In Colorado, we learned how to collaborate with external stakeholders to develop and manage expertise. Each team was matched with partners in the Boulder community. I worked with George Watt’s architectural firm to create a workshop for the rest of the cohort. We worked closely to share lessons gleaned from Watt’s game-changing architectural design of a community, aptly called “holiday neighbourhood”. Concepts learned in environmental studies class came to life as I observed how small, face-to-face communities generate better overall human interaction, and greater consciousness of energy use and environmental conservation.
In Washington DC where we met with President Obama and the US-ASEAN business council, we were presented with many opportunities for dialogues and interactions with key stakeholders. I was also interviewed by Channel NewsAsia and was present at the Voice of America press release for the programme.
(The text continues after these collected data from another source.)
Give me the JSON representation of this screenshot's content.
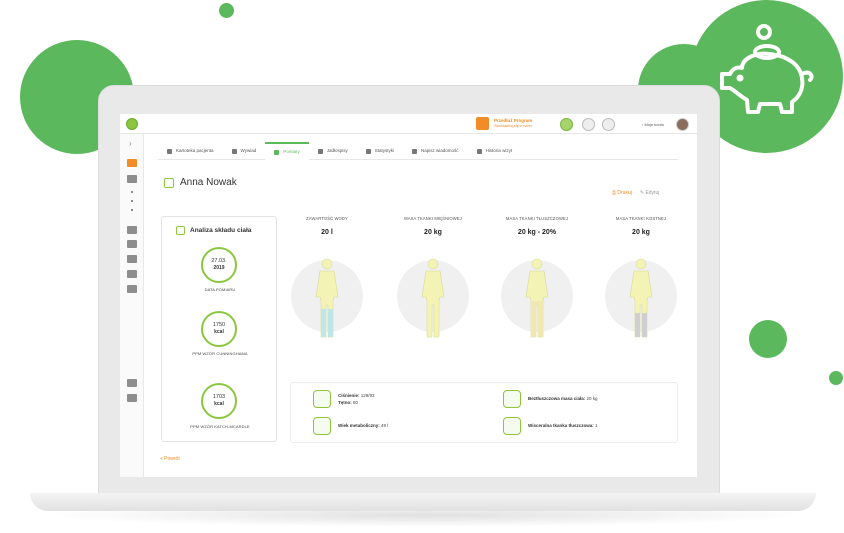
{
  "colors": {
    "accent": "#5cb85c",
    "orange": "#f28c28",
    "lime": "#8cc63f"
  },
  "topbar": {
    "promo_title": "Przedłuż Program",
    "promo_sub": "Skontaktuj się z nami",
    "account_label": "Moje konto"
  },
  "tabs": [
    {
      "label": "Kartoteka pacjenta",
      "icon": "folder-icon"
    },
    {
      "label": "Wywiad",
      "icon": "pencil-icon"
    },
    {
      "label": "Pomiary",
      "icon": "clipboard-icon"
    },
    {
      "label": "Jadłospisy",
      "icon": "plate-icon"
    },
    {
      "label": "Statystyki",
      "icon": "chart-icon"
    },
    {
      "label": "Napisz wiadomość",
      "icon": "mail-icon"
    },
    {
      "label": "Historia wizyt",
      "icon": "clock-icon"
    }
  ],
  "patient": {
    "name": "Anna Nowak"
  },
  "actions": {
    "print": "Drukuj",
    "edit": "Edytuj"
  },
  "panel": {
    "title": "Analiza składu ciała",
    "date_value": "27.03.",
    "date_year": "2019",
    "date_caption": "DATA POMIARU",
    "ppm1_value": "1750",
    "ppm1_unit": "kcal",
    "ppm1_caption": "PPM WZÓR CUNNINGHAMA",
    "ppm2_value": "1703",
    "ppm2_unit": "kcal",
    "ppm2_caption": "PPM WZÓR KATCH-MCARDLE"
  },
  "body_metrics": [
    {
      "label": "ZAWARTOŚĆ WODY",
      "value": "20 l"
    },
    {
      "label": "MASA TKANKI MIĘŚNIOWEJ",
      "value": "20 kg"
    },
    {
      "label": "MASA TKANKI TŁUSZCZOWEJ",
      "value": "20 kg - 20%"
    },
    {
      "label": "MASA TKANKI KOSTNEJ",
      "value": "20 kg"
    }
  ],
  "stats": {
    "pressure_label": "Ciśnienie:",
    "pressure_value": "129/93",
    "pulse_label": "Tętno:",
    "pulse_value": "80",
    "lean_label": "Beztłuszczowa masa ciała:",
    "lean_value": "20 kg",
    "meta_label": "Wiek metaboliczny:",
    "meta_value": "49 l",
    "visceral_label": "Wisceralna tkanka tłuszczowa:",
    "visceral_value": "1"
  },
  "back_label": "« Powrót"
}
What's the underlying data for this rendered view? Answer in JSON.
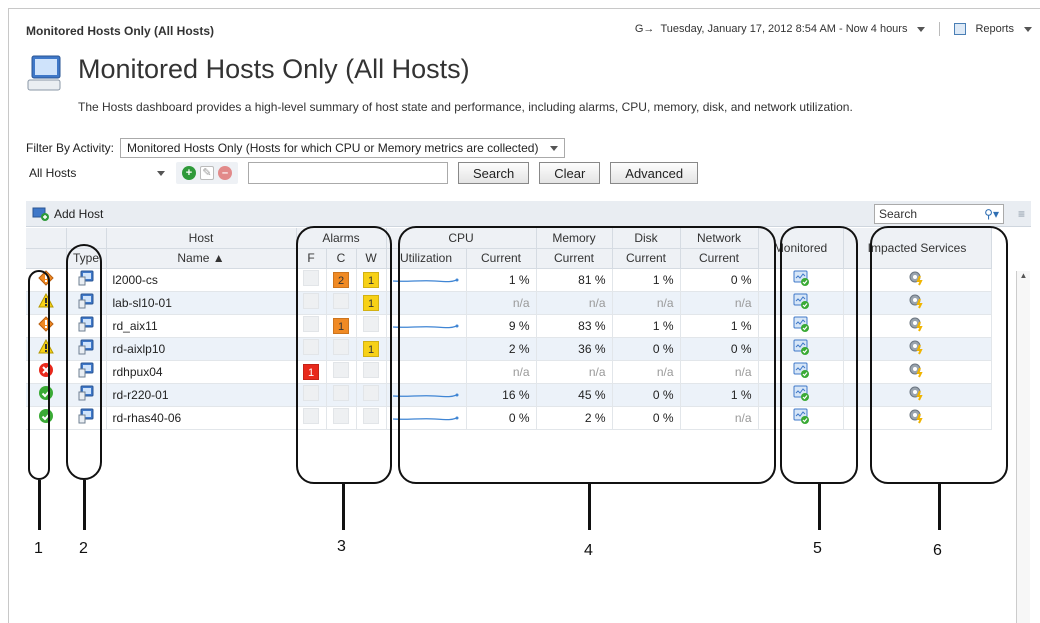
{
  "breadcrumb": "Monitored Hosts Only (All Hosts)",
  "time_range": "Tuesday, January 17, 2012 8:54 AM - Now 4 hours",
  "reports_label": "Reports",
  "page_title": "Monitored Hosts Only (All Hosts)",
  "description": "The Hosts dashboard provides a high-level summary of host state and performance, including alarms, CPU, memory, disk, and network utilization.",
  "filter": {
    "label": "Filter By Activity:",
    "value": "Monitored Hosts Only (Hosts for which CPU or Memory metrics are collected)"
  },
  "host_select": "All Hosts",
  "buttons": {
    "search": "Search",
    "clear": "Clear",
    "advanced": "Advanced"
  },
  "grid_toolbar": {
    "add_host": "Add Host",
    "search_placeholder": "Search"
  },
  "columns": {
    "host_group": "Host",
    "alarms_group": "Alarms",
    "cpu_group": "CPU",
    "memory_group": "Memory",
    "disk_group": "Disk",
    "network_group": "Network",
    "monitored": "Monitored",
    "impacted": "Impacted Services",
    "type": "Type",
    "name": "Name ▲",
    "f": "F",
    "c": "C",
    "w": "W",
    "utilization": "Utilization",
    "current": "Current"
  },
  "rows": [
    {
      "state": "critical",
      "name": "l2000-cs",
      "f": "",
      "c": "2",
      "w": "1",
      "spark": true,
      "cpu": "1 %",
      "mem": "81 %",
      "disk": "1 %",
      "net": "0 %"
    },
    {
      "state": "warning",
      "name": "lab-sl10-01",
      "f": "",
      "c": "",
      "w": "1",
      "spark": false,
      "cpu": "n/a",
      "mem": "n/a",
      "disk": "n/a",
      "net": "n/a"
    },
    {
      "state": "critical",
      "name": "rd_aix11",
      "f": "",
      "c": "1",
      "w": "",
      "spark": true,
      "cpu": "9 %",
      "mem": "83 %",
      "disk": "1 %",
      "net": "1 %"
    },
    {
      "state": "warning",
      "name": "rd-aixlp10",
      "f": "",
      "c": "",
      "w": "1",
      "spark": false,
      "cpu": "2 %",
      "mem": "36 %",
      "disk": "0 %",
      "net": "0 %"
    },
    {
      "state": "fatal",
      "name": "rdhpux04",
      "f": "1",
      "c": "",
      "w": "",
      "spark": false,
      "cpu": "n/a",
      "mem": "n/a",
      "disk": "n/a",
      "net": "n/a"
    },
    {
      "state": "normal",
      "name": "rd-r220-01",
      "f": "",
      "c": "",
      "w": "",
      "spark": true,
      "cpu": "16 %",
      "mem": "45 %",
      "disk": "0 %",
      "net": "1 %"
    },
    {
      "state": "normal",
      "name": "rd-rhas40-06",
      "f": "",
      "c": "",
      "w": "",
      "spark": true,
      "cpu": "0 %",
      "mem": "2 %",
      "disk": "0 %",
      "net": "n/a"
    }
  ],
  "callouts": [
    "1",
    "2",
    "3",
    "4",
    "5",
    "6"
  ],
  "colors": {
    "fatal": "#e8291c",
    "critical": "#f08a24",
    "warning": "#f7d117",
    "normal": "#3aaa35"
  }
}
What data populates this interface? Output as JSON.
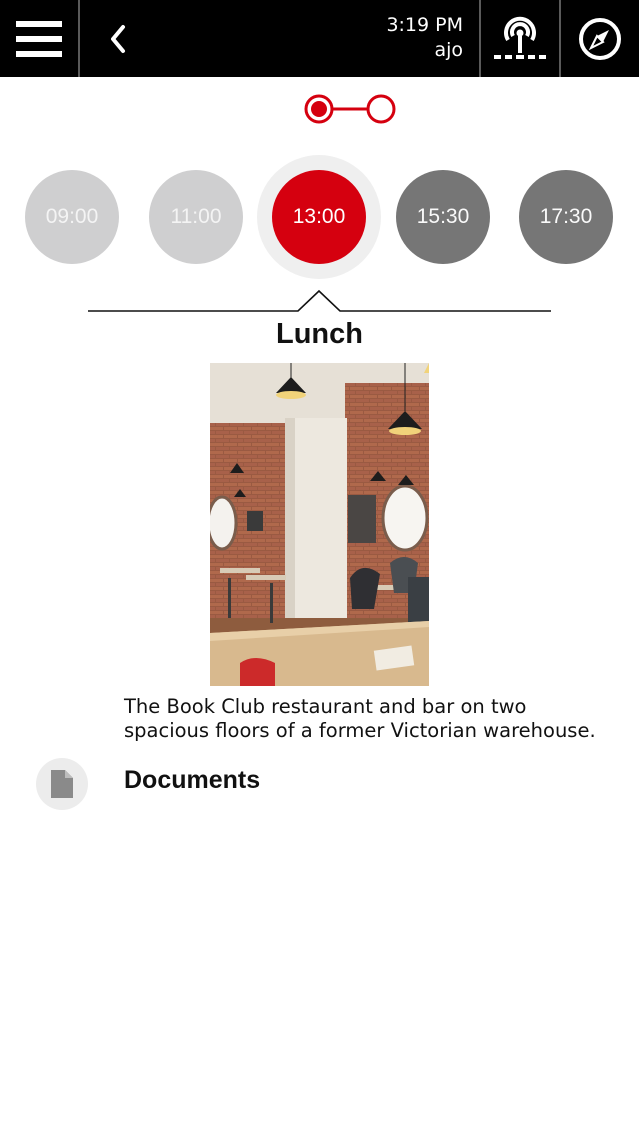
{
  "header": {
    "time": "3:19 PM",
    "user": "ajo",
    "icons": [
      "hamburger-menu-icon",
      "chevron-left-icon",
      "beacon-icon",
      "compass-icon"
    ]
  },
  "pager": {
    "total_pages": 2,
    "current_page": 1
  },
  "timeline": {
    "slots": [
      {
        "label": "09:00",
        "state": "past"
      },
      {
        "label": "11:00",
        "state": "past"
      },
      {
        "label": "13:00",
        "state": "current"
      },
      {
        "label": "15:30",
        "state": "upcoming"
      },
      {
        "label": "17:30",
        "state": "upcoming"
      }
    ]
  },
  "event": {
    "title": "Lunch",
    "description_line1": "The Book Club restaurant and bar on two",
    "description_line2": "spacious floors of a former Victorian warehouse."
  },
  "documents": {
    "label": "Documents",
    "icon": "document-icon"
  },
  "colors": {
    "accent": "#d5000f",
    "topbar": "#000000",
    "past_slot": "#cfcfd0",
    "upcoming_slot": "#767676"
  }
}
As such, I benefited from the extensive professional opportunities offered by the programme.
As a result of the exposure, mentorship, connections, and the experience in development work I gained during my stint in the US, I am currently organising a conference to bridge the two fastest-emerging markets in the world, Southeast Asia and Latin America. The ASEAN-LATAM Conference 2015 aims to provide a platform for dialogue between the two developing regions, since official bilateral regional relations have not yet been established. I am inspired by ideas that change the way we live and the way we see the world, and this conference is a first step towards charting new paths in cross-regional dialogue, and strategic work for the future.
The YSEALI Academic Fellowship 2015 has been an exhilarating and transformative experience personally, academically, and professionally. I am grateful to CIPE, the US State Department, the East West Centre, all mentors, and particularly the Georgette Chen Trust, for enabling my future.